The pair will likely remain under pressure as investors target the key support at 1.1650.
- Set a sell-stop at 1.1700 and a take-profit at 1.1600.
- Add a stop-loss at 1.1750.
- Timeline: 1-2 days.
- Set a buy-stop at 1.1750 and a take-profit at 1.1800.
- Add a stop-loss at 1.1700.
The EUR/USD pair crawled back in the overnight session as focus remained on the Federal Reserve. The pair is trading at 1.1730, which is slightly above yesterday’s low of 1.1700.
Global Worries Remain
The EUR/USD pair declined sharply on Monday as the market worried about the new risks. The biggest risk was the impending collapse of Evergrande, the second-biggest real estate company from China. The company has already hired reorganization experts as its debts fall due. As such, investors are generally worried about contagion because of the systemic importance of the company.

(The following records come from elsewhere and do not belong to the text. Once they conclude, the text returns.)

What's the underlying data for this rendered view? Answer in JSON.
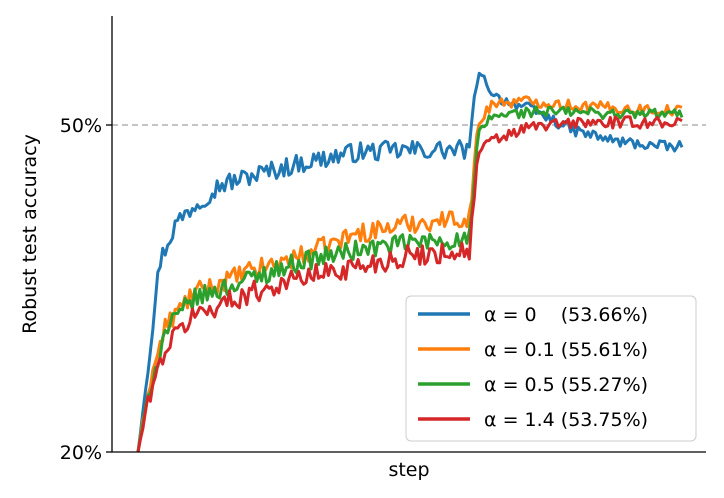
{
  "chart_data": {
    "type": "line",
    "title": "",
    "xlabel": "step",
    "ylabel": "Robust test accuracy",
    "ylim": [
      20,
      60
    ],
    "xlim": [
      0,
      1
    ],
    "yticks": [
      {
        "value": 20,
        "label": "20%"
      },
      {
        "value": 50,
        "label": "50%"
      }
    ],
    "x_tick_labels_visible": false,
    "reference_line": {
      "y": 50,
      "style": "dashed",
      "color": "#b0b0b0"
    },
    "grid": false,
    "legend": "bottom-right",
    "series": [
      {
        "name": "α = 0    (53.66%)",
        "color": "#1f77b4",
        "anchors": [
          [
            0.0,
            20.0
          ],
          [
            0.02,
            28.5
          ],
          [
            0.04,
            37.5
          ],
          [
            0.07,
            41.0
          ],
          [
            0.1,
            42.5
          ],
          [
            0.15,
            44.5
          ],
          [
            0.22,
            45.5
          ],
          [
            0.3,
            46.5
          ],
          [
            0.4,
            47.5
          ],
          [
            0.5,
            47.7
          ],
          [
            0.61,
            47.7
          ],
          [
            0.622,
            54.0
          ],
          [
            0.63,
            54.5
          ],
          [
            0.66,
            52.5
          ],
          [
            0.72,
            51.5
          ],
          [
            0.8,
            49.5
          ],
          [
            0.88,
            48.5
          ],
          [
            0.97,
            48.0
          ],
          [
            1.0,
            48.0
          ]
        ],
        "noise": 0.9
      },
      {
        "name": "α = 0.1 (55.61%)",
        "color": "#ff7f0e",
        "anchors": [
          [
            0.0,
            20.0
          ],
          [
            0.02,
            26.0
          ],
          [
            0.05,
            31.5
          ],
          [
            0.1,
            34.5
          ],
          [
            0.2,
            36.5
          ],
          [
            0.3,
            38.0
          ],
          [
            0.4,
            40.0
          ],
          [
            0.5,
            41.0
          ],
          [
            0.61,
            41.5
          ],
          [
            0.625,
            50.0
          ],
          [
            0.65,
            52.0
          ],
          [
            0.72,
            52.2
          ],
          [
            0.8,
            51.8
          ],
          [
            0.9,
            51.5
          ],
          [
            1.0,
            51.3
          ]
        ],
        "noise": 0.9
      },
      {
        "name": "α = 0.5 (55.27%)",
        "color": "#2ca02c",
        "anchors": [
          [
            0.0,
            20.0
          ],
          [
            0.02,
            25.5
          ],
          [
            0.05,
            31.0
          ],
          [
            0.1,
            34.0
          ],
          [
            0.2,
            35.8
          ],
          [
            0.3,
            37.5
          ],
          [
            0.4,
            38.5
          ],
          [
            0.5,
            39.2
          ],
          [
            0.61,
            39.5
          ],
          [
            0.625,
            49.0
          ],
          [
            0.65,
            50.8
          ],
          [
            0.72,
            51.2
          ],
          [
            0.8,
            51.2
          ],
          [
            0.9,
            51.0
          ],
          [
            1.0,
            51.0
          ]
        ],
        "noise": 0.9
      },
      {
        "name": "α = 1.4 (53.75%)",
        "color": "#d62728",
        "anchors": [
          [
            0.0,
            20.0
          ],
          [
            0.02,
            25.0
          ],
          [
            0.05,
            29.5
          ],
          [
            0.1,
            32.5
          ],
          [
            0.2,
            34.5
          ],
          [
            0.3,
            36.0
          ],
          [
            0.4,
            37.0
          ],
          [
            0.5,
            38.0
          ],
          [
            0.61,
            38.5
          ],
          [
            0.625,
            47.5
          ],
          [
            0.65,
            48.5
          ],
          [
            0.72,
            49.8
          ],
          [
            0.8,
            50.2
          ],
          [
            0.9,
            50.2
          ],
          [
            1.0,
            50.3
          ]
        ],
        "noise": 1.0
      }
    ]
  }
}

Investors were also worried about the fiscal health of the United States. Joe Biden faces a significant challenge securing the senate votes he needs to avoid a government shutdown.

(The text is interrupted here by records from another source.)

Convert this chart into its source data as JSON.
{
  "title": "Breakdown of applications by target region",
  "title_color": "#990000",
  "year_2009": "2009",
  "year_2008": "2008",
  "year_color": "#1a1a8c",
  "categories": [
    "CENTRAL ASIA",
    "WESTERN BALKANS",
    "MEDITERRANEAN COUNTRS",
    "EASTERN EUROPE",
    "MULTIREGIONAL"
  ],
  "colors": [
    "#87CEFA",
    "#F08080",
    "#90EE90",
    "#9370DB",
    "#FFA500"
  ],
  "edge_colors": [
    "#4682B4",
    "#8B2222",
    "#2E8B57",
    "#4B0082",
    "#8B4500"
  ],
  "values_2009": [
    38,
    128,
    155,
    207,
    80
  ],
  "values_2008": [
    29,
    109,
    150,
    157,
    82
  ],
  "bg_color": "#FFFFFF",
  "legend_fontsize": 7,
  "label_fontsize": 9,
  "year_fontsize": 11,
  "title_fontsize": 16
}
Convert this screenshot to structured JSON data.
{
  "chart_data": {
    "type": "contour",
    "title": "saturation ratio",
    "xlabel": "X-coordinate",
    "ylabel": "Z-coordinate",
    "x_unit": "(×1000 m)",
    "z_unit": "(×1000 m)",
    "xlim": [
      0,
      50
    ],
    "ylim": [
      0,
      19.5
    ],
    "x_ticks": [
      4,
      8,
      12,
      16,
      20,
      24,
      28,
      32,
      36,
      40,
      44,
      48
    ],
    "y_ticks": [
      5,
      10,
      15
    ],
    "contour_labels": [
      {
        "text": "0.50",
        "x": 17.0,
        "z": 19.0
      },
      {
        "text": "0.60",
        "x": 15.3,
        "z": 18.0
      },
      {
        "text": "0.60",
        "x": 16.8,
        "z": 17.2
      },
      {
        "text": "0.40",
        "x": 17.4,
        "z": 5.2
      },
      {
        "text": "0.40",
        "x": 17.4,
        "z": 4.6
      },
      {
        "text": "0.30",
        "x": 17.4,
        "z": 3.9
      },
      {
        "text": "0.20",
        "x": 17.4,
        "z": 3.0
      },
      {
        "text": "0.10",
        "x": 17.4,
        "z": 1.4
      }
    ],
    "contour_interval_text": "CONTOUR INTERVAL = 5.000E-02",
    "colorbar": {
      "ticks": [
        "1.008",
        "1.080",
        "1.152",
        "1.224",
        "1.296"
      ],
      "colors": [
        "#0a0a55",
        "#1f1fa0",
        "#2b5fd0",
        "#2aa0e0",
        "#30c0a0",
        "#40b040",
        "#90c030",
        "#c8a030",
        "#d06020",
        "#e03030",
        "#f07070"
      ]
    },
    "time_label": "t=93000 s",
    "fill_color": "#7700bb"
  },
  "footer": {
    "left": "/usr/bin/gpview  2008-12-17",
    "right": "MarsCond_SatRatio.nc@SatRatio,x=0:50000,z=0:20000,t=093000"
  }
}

In a statement in the Wall Street Journal, Janet Yellen warned that failing to raise the debt ceiling will lead to a major avoidable financial crisis. For one, it will lead to a credit rate downgrade and a potential default of the American government. The situation is worrisome considering that Biden needs 60 votes in the senate to raise the ceiling.

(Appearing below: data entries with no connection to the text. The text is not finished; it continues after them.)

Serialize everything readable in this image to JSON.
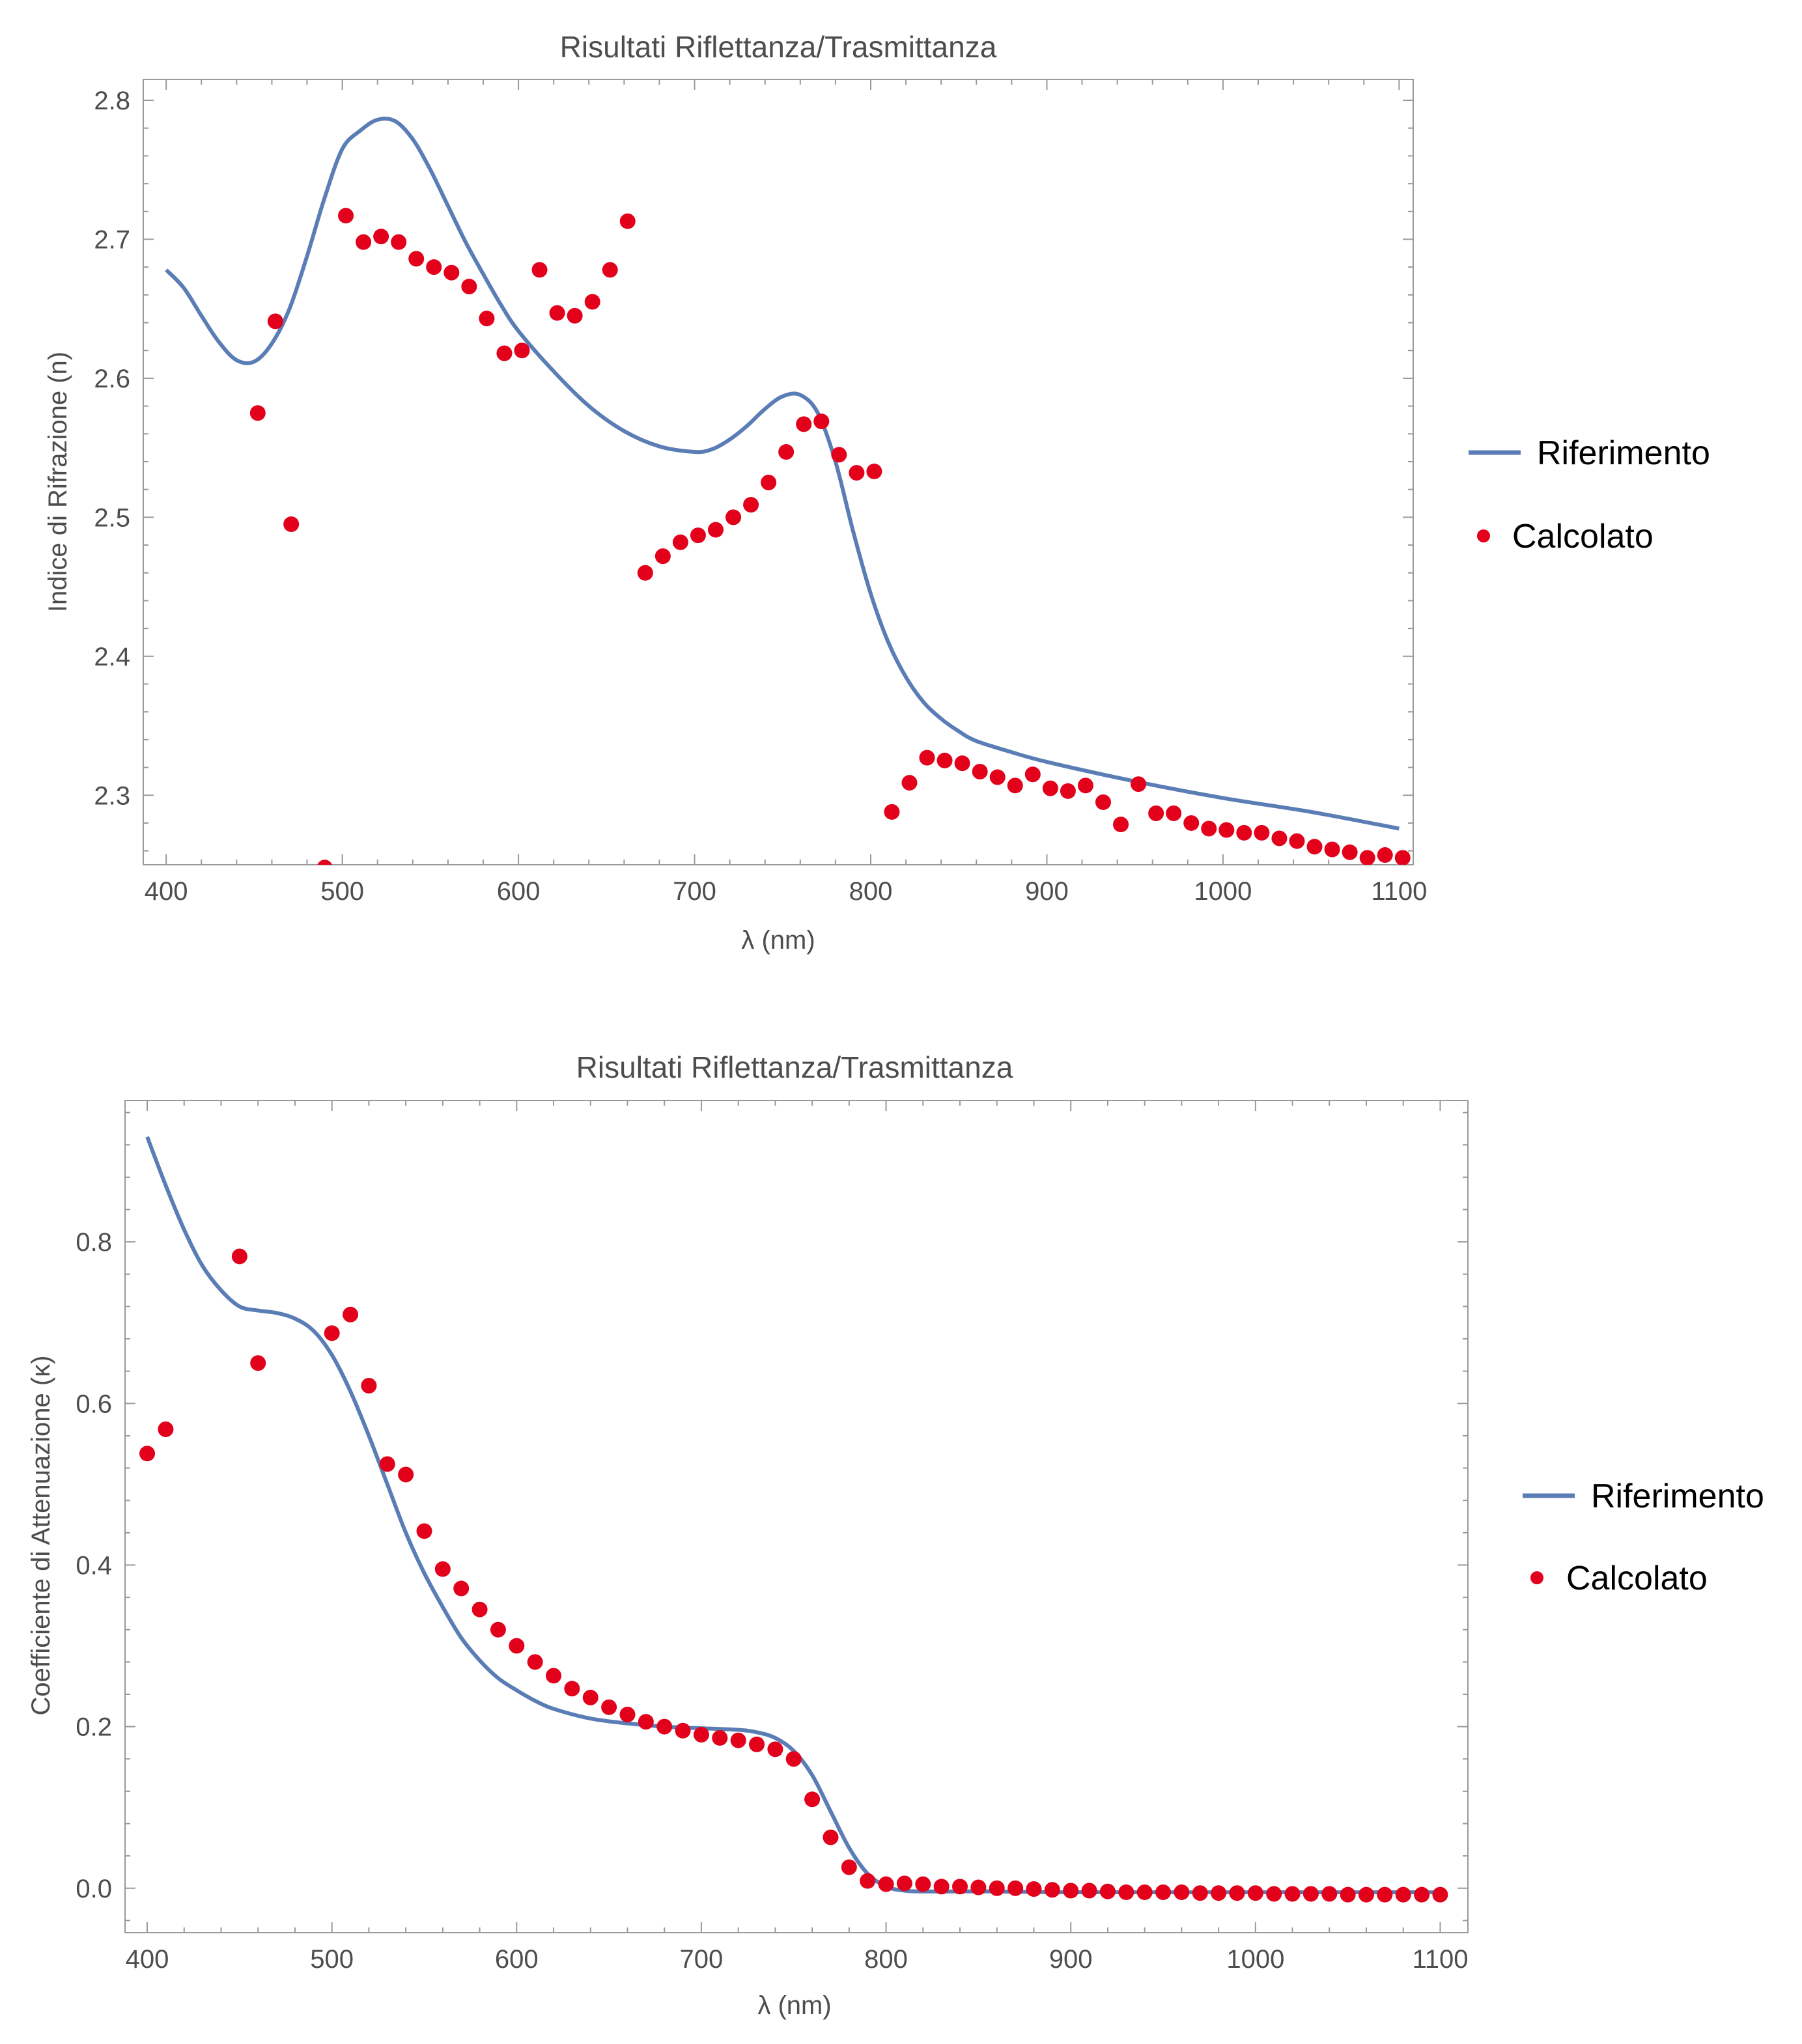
{
  "colors": {
    "reference": "#5b7db5",
    "computed": "#e3001b",
    "frame": "#999999",
    "text": "#4d4d4d"
  },
  "chart_data": [
    {
      "type": "line+scatter",
      "title": "Risultati Riflettanza/Trasmittanza",
      "xlabel": "λ (nm)",
      "ylabel": "Indice di Rifrazione (n)",
      "xlim": [
        387,
        1108
      ],
      "ylim": [
        2.25,
        2.815
      ],
      "xticks": [
        400,
        500,
        600,
        700,
        800,
        900,
        1000,
        1100
      ],
      "yticks": [
        2.3,
        2.4,
        2.5,
        2.6,
        2.7,
        2.8
      ],
      "ytick_labels": [
        "2.3",
        "2.4",
        "2.5",
        "2.6",
        "2.7",
        "2.8"
      ],
      "legend_placement": "right",
      "series": [
        {
          "name": "Riferimento",
          "kind": "line",
          "x": [
            400,
            410,
            420,
            430,
            440,
            450,
            460,
            470,
            480,
            490,
            500,
            510,
            520,
            530,
            540,
            550,
            560,
            570,
            580,
            590,
            600,
            620,
            640,
            660,
            680,
            700,
            710,
            720,
            730,
            740,
            750,
            760,
            770,
            780,
            790,
            800,
            810,
            820,
            830,
            840,
            850,
            860,
            880,
            900,
            950,
            1000,
            1050,
            1100
          ],
          "y": [
            2.678,
            2.665,
            2.645,
            2.626,
            2.613,
            2.612,
            2.625,
            2.65,
            2.688,
            2.73,
            2.765,
            2.778,
            2.786,
            2.785,
            2.772,
            2.75,
            2.724,
            2.698,
            2.675,
            2.653,
            2.634,
            2.605,
            2.58,
            2.562,
            2.551,
            2.547,
            2.549,
            2.556,
            2.566,
            2.578,
            2.587,
            2.588,
            2.575,
            2.54,
            2.49,
            2.445,
            2.41,
            2.385,
            2.367,
            2.355,
            2.346,
            2.339,
            2.331,
            2.324,
            2.31,
            2.298,
            2.288,
            2.276
          ]
        },
        {
          "name": "Calcolato",
          "kind": "scatter",
          "x": [
            452,
            462,
            471,
            490,
            502,
            512,
            522,
            532,
            542,
            552,
            562,
            572,
            582,
            592,
            602,
            612,
            622,
            632,
            642,
            652,
            662,
            672,
            682,
            692,
            702,
            712,
            722,
            732,
            742,
            752,
            762,
            772,
            782,
            792,
            802,
            812,
            822,
            832,
            842,
            852,
            862,
            872,
            882,
            892,
            902,
            912,
            922,
            932,
            942,
            952,
            962,
            972,
            982,
            992,
            1002,
            1012,
            1022,
            1032,
            1042,
            1052,
            1062,
            1072,
            1082,
            1092,
            1102
          ],
          "y": [
            2.575,
            2.641,
            2.495,
            2.248,
            2.717,
            2.698,
            2.702,
            2.698,
            2.686,
            2.68,
            2.676,
            2.666,
            2.643,
            2.618,
            2.62,
            2.678,
            2.647,
            2.645,
            2.655,
            2.678,
            2.713,
            2.46,
            2.472,
            2.482,
            2.487,
            2.491,
            2.5,
            2.509,
            2.525,
            2.547,
            2.567,
            2.569,
            2.545,
            2.532,
            2.533,
            2.288,
            2.309,
            2.327,
            2.325,
            2.323,
            2.317,
            2.313,
            2.307,
            2.315,
            2.305,
            2.303,
            2.307,
            2.295,
            2.279,
            2.308,
            2.287,
            2.287,
            2.28,
            2.276,
            2.275,
            2.273,
            2.273,
            2.269,
            2.267,
            2.263,
            2.261,
            2.259,
            2.255,
            2.257,
            2.255
          ]
        }
      ]
    },
    {
      "type": "line+scatter",
      "title": "Risultati Riflettanza/Trasmittanza",
      "xlabel": "λ (nm)",
      "ylabel": "Coefficiente di Attenuazione (κ)",
      "xlim": [
        388,
        1115
      ],
      "ylim": [
        -0.055,
        0.975
      ],
      "xticks": [
        400,
        500,
        600,
        700,
        800,
        900,
        1000,
        1100
      ],
      "yticks": [
        0.0,
        0.2,
        0.4,
        0.6,
        0.8
      ],
      "ytick_labels": [
        "0.0",
        "0.2",
        "0.4",
        "0.6",
        "0.8"
      ],
      "legend_placement": "right",
      "series": [
        {
          "name": "Riferimento",
          "kind": "line",
          "x": [
            400,
            410,
            420,
            430,
            440,
            450,
            460,
            470,
            480,
            490,
            500,
            510,
            520,
            530,
            540,
            550,
            560,
            570,
            580,
            590,
            600,
            610,
            620,
            640,
            660,
            680,
            700,
            720,
            730,
            740,
            750,
            760,
            770,
            780,
            790,
            800,
            810,
            820,
            840,
            860,
            900,
            1000,
            1100
          ],
          "y": [
            0.93,
            0.87,
            0.815,
            0.77,
            0.74,
            0.72,
            0.715,
            0.712,
            0.705,
            0.69,
            0.66,
            0.615,
            0.56,
            0.5,
            0.44,
            0.39,
            0.348,
            0.31,
            0.282,
            0.26,
            0.245,
            0.232,
            0.222,
            0.21,
            0.204,
            0.2,
            0.198,
            0.196,
            0.193,
            0.186,
            0.17,
            0.14,
            0.095,
            0.05,
            0.018,
            0.002,
            -0.003,
            -0.004,
            -0.004,
            -0.004,
            -0.005,
            -0.005,
            -0.005
          ]
        },
        {
          "name": "Calcolato",
          "kind": "scatter",
          "x": [
            400,
            410,
            450,
            460,
            500,
            510,
            520,
            530,
            540,
            550,
            560,
            570,
            580,
            590,
            600,
            610,
            620,
            630,
            640,
            650,
            660,
            670,
            680,
            690,
            700,
            710,
            720,
            730,
            740,
            750,
            760,
            770,
            780,
            790,
            800,
            810,
            820,
            830,
            840,
            850,
            860,
            870,
            880,
            890,
            900,
            910,
            920,
            930,
            940,
            950,
            960,
            970,
            980,
            990,
            1000,
            1010,
            1020,
            1030,
            1040,
            1050,
            1060,
            1070,
            1080,
            1090,
            1100
          ],
          "y": [
            0.538,
            0.568,
            0.782,
            0.65,
            0.687,
            0.71,
            0.622,
            0.525,
            0.512,
            0.442,
            0.395,
            0.371,
            0.345,
            0.32,
            0.3,
            0.28,
            0.263,
            0.247,
            0.236,
            0.224,
            0.215,
            0.206,
            0.2,
            0.195,
            0.19,
            0.186,
            0.183,
            0.178,
            0.172,
            0.16,
            0.11,
            0.063,
            0.026,
            0.009,
            0.005,
            0.006,
            0.005,
            0.002,
            0.002,
            0.001,
            0.0,
            0.0,
            -0.001,
            -0.002,
            -0.003,
            -0.003,
            -0.004,
            -0.005,
            -0.005,
            -0.005,
            -0.005,
            -0.006,
            -0.006,
            -0.006,
            -0.006,
            -0.007,
            -0.007,
            -0.007,
            -0.007,
            -0.008,
            -0.008,
            -0.008,
            -0.008,
            -0.008,
            -0.008
          ]
        }
      ]
    }
  ]
}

The EUR/USD also declined because of the ongoing power crisis in Europe as the price of natural gas rose. There are concerns that the region will see higher power costs as the winter season approaches.
Looking ahead, the key mover for the pair this week will be the Federal Reserve interest rate decision. The bank is expected to leave interest rates unchanged at the range of 0.0% and 0.25%. The bank is also expected to make a decision on quantitative easing (QE). There are signs that it will hint at possible tapering in the fourth quarter.
Later today, the Riksbank, the world’s oldest central bak will deliver its rate decision while the US will publish the latest housing starts and building permits data.
EUR/USD Technical Analysis
The EUR/USD pair declined sharply on Monday but it pared back some of the losses in the evening session. The pair is trading at 1.1730, which was slightly above the lowest level on Monday. It remains slightly below the 25-day moving average and the double-top pattern at 1.1910.
It is also below the Ichimoku cloud while the Relative Strength Index (RSI) has also been in a bearish trend. Therefore, the pair will likely remain under pressure as investors target the key support at 1.1650.